Javier Ortega Smith ha sido suspendido provisionalmente de su militancia en Vox tras negarse a ceder la portavocía del grupo en el Ayuntamiento de Madrid.
Ortega Smith acusa a la dirección del partido de llevar a cabo una «guerra sucia» y asegura que continuará luchando tanto en el interior de Vox como en los tribunales.
El Comité Ejecutivo Nacional de Vox nombró a Arantxa Cabello como nueva portavoz, aunque Ortega Smith desobedeció esa decisión y mantiene su actividad en el cargo.
Carla Toscano e Ignacio Ansaldo, concejales afines a Ortega Smith, enfrentan la posibilidad de ser expulsados si no reconocen a la portavoz impuesta por la dirección nacional.
Javier Ortega Smith se pronunció por primera vez después de ser suspendido provisionalmente de su militancia en Vox por negarse a abandonar la portavocía del grupo en el Ayuntamiento de Madrid.
El concejal, que continúa ejerciendo como portavoz de Vox, afirmó que no renunciará a su puesto y que seguirá «peleando» tanto dentro del partido como en los tribunales, si fuera necesario.
Asimismo, denunció la existencia de una «asquerosa y repugnante guerra sucia» orquestada por la dirección del partido.
El 12 de febrero, el Comité Ejecutivo Nacional acordó por unanimidad destituir a Ortega Smith como portavoz y designar a Arantxa Cabello como su reemplazo.
La dirección exigió que el relevo quedara formalizado ante el Ayuntamiento. Ortega Smith ignoró esta orden y continuó actuando como portavoz. A raíz de este «desacato expreso», Vox le abrió un expediente disciplinario y decidió su suspensión cautelar de militancia.
En declaraciones a medios, el fundador de Vox reivindicó este viernes que la cadena de ceses que ha sufrido se ha llevado a cabo sin justificación, y acusó al partido de inventar «mentiras» y «excusas» para justificar su expulsión.
«¿Cómo es posible que, habiendo luchado desde el principio para fundar este partido, te cesen abruptamente a ti y a tu equipo sin ofrecer explicación alguna?», se preguntó.
La expulsión de Ortega Smith como militante de Vox representa el último paso dentro de una serie de acciones —casi en forma de capítulos— que han ido despojando de responsabilidades a uno de sus dirigentes más destacados.
El propio Ortega Smith detalló esta lista: desde su destitución como secretario general en octubre de 2022, su relevo como portavoz adjunto en el Congreso, la pérdida de la portavocía en la Comisión de Justicia, hasta su salida del CEN en diciembre pasado.
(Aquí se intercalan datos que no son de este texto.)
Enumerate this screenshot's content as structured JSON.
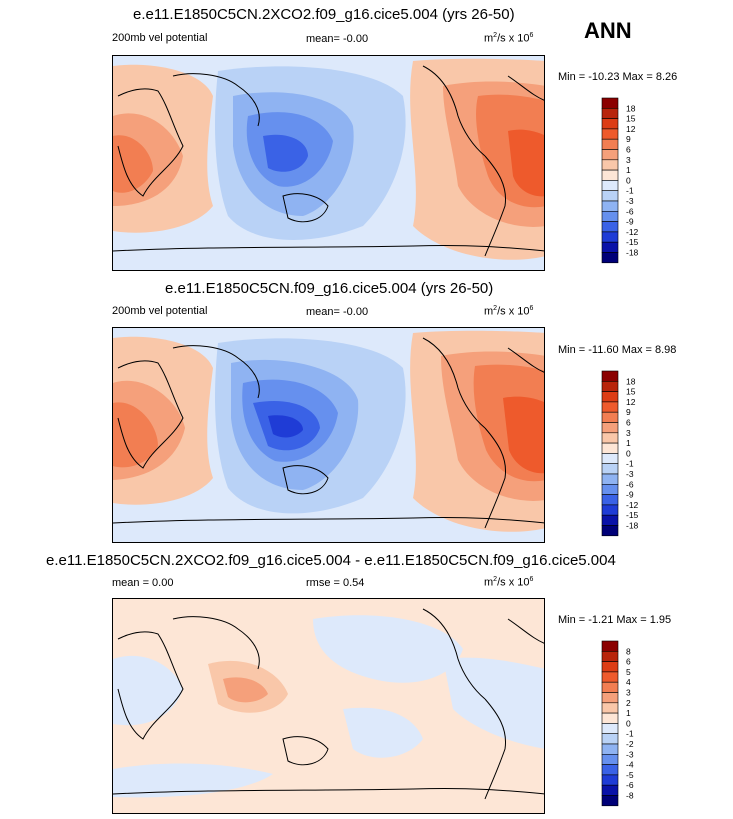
{
  "season": "ANN",
  "panels": [
    {
      "title": "e.e11.E1850C5CN.2XCO2.f09_g16.cice5.004 (yrs 26-50)",
      "left": "200mb vel potential",
      "center": "mean=  -0.00",
      "units_base": "m",
      "units_sup1": "2",
      "units_mid": "/s x 10",
      "units_sup2": "6",
      "minmax": "Min = -10.23 Max =   8.26",
      "levels": [
        "18",
        "15",
        "12",
        "9",
        "6",
        "3",
        "1",
        "0",
        "-1",
        "-3",
        "-6",
        "-9",
        "-12",
        "-15",
        "-18"
      ]
    },
    {
      "title": "e.e11.E1850C5CN.f09_g16.cice5.004 (yrs 26-50)",
      "left": "200mb vel potential",
      "center": "mean=  -0.00",
      "units_base": "m",
      "units_sup1": "2",
      "units_mid": "/s x 10",
      "units_sup2": "6",
      "minmax": "Min = -11.60 Max =   8.98",
      "levels": [
        "18",
        "15",
        "12",
        "9",
        "6",
        "3",
        "1",
        "0",
        "-1",
        "-3",
        "-6",
        "-9",
        "-12",
        "-15",
        "-18"
      ]
    },
    {
      "title": "e.e11.E1850C5CN.2XCO2.f09_g16.cice5.004 - e.e11.E1850C5CN.f09_g16.cice5.004",
      "left": "mean =  0.00",
      "center": "rmse =  0.54",
      "units_base": "m",
      "units_sup1": "2",
      "units_mid": "/s x 10",
      "units_sup2": "6",
      "minmax": "Min = -1.21 Max =   1.95",
      "levels": [
        "8",
        "6",
        "5",
        "4",
        "3",
        "2",
        "1",
        "0",
        "-1",
        "-2",
        "-3",
        "-4",
        "-5",
        "-6",
        "-8"
      ]
    }
  ],
  "colors": {
    "scale": [
      "#8b0000",
      "#b8240b",
      "#dc3c14",
      "#ee5a2c",
      "#f27e52",
      "#f5a07b",
      "#f9c7a9",
      "#fde6d6",
      "#dde9fb",
      "#b9d2f6",
      "#8fb3f2",
      "#6690ee",
      "#3a62e6",
      "#1f3cd6",
      "#0a12a8",
      "#000078"
    ],
    "land_line": "#000000"
  },
  "chart_data": [
    {
      "type": "heatmap",
      "title": "e.e11.E1850C5CN.2XCO2.f09_g16.cice5.004 (yrs 26-50)",
      "variable": "200mb vel potential",
      "units": "m2/s x 10^6",
      "mean": -0.0,
      "min": -10.23,
      "max": 8.26,
      "contour_levels": [
        -18,
        -15,
        -12,
        -9,
        -6,
        -3,
        -1,
        0,
        1,
        3,
        6,
        9,
        12,
        15,
        18
      ]
    },
    {
      "type": "heatmap",
      "title": "e.e11.E1850C5CN.f09_g16.cice5.004 (yrs 26-50)",
      "variable": "200mb vel potential",
      "units": "m2/s x 10^6",
      "mean": -0.0,
      "min": -11.6,
      "max": 8.98,
      "contour_levels": [
        -18,
        -15,
        -12,
        -9,
        -6,
        -3,
        -1,
        0,
        1,
        3,
        6,
        9,
        12,
        15,
        18
      ]
    },
    {
      "type": "heatmap",
      "title": "e.e11.E1850C5CN.2XCO2.f09_g16.cice5.004 - e.e11.E1850C5CN.f09_g16.cice5.004",
      "units": "m2/s x 10^6",
      "mean": 0.0,
      "rmse": 0.54,
      "min": -1.21,
      "max": 1.95,
      "contour_levels": [
        -8,
        -6,
        -5,
        -4,
        -3,
        -2,
        -1,
        0,
        1,
        2,
        3,
        4,
        5,
        6,
        8
      ]
    }
  ]
}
«Considero que mi conducta ha sido ejemplar y no merezco ni yo ni mis compañeros el trato que estamos recibiendo», afirmó, en referencia a los ediles que mantienen su apoyo dentro del grupo municipal.
Hace referencia específicamente a Carla Toscano y Ignacio Ansaldo, quienes continúan respaldándolo. Ambos podrían enfrentar expulsiones si no reconocen a la portavoz impuesta por la dirección nacional, según informó EL ESPAÑOL.
«Por justicia, emplearé todos los recursos estatutarios a mi alcance, recurriré lo necesario y, si es preciso, acudiré a la jurisdicción ordinaria para defender mi honorabilidad», declaró.
«Si uno cae, caemos todos. Jamás dejaré caer a los compañeros que han luchado conmigo en el Grupo Municipal de Madrid con lealtad y determinación».
Actualmente, Vox cuenta con cinco concejales en el Ayuntamiento de Madrid.
Los ediles que apoyan a la dirección nacional son Fernando Martínez Vidal y Arantxa Cabello. Representan una minoría, mientras se espera a que alguno pueda cambiar de postura para desbloquear la situación.
En Vox confían en que los concejales formalicen el relevo para evitar una escalada en las expulsiones provisionales que intensifique el conflicto ya existente en el Ayuntamiento.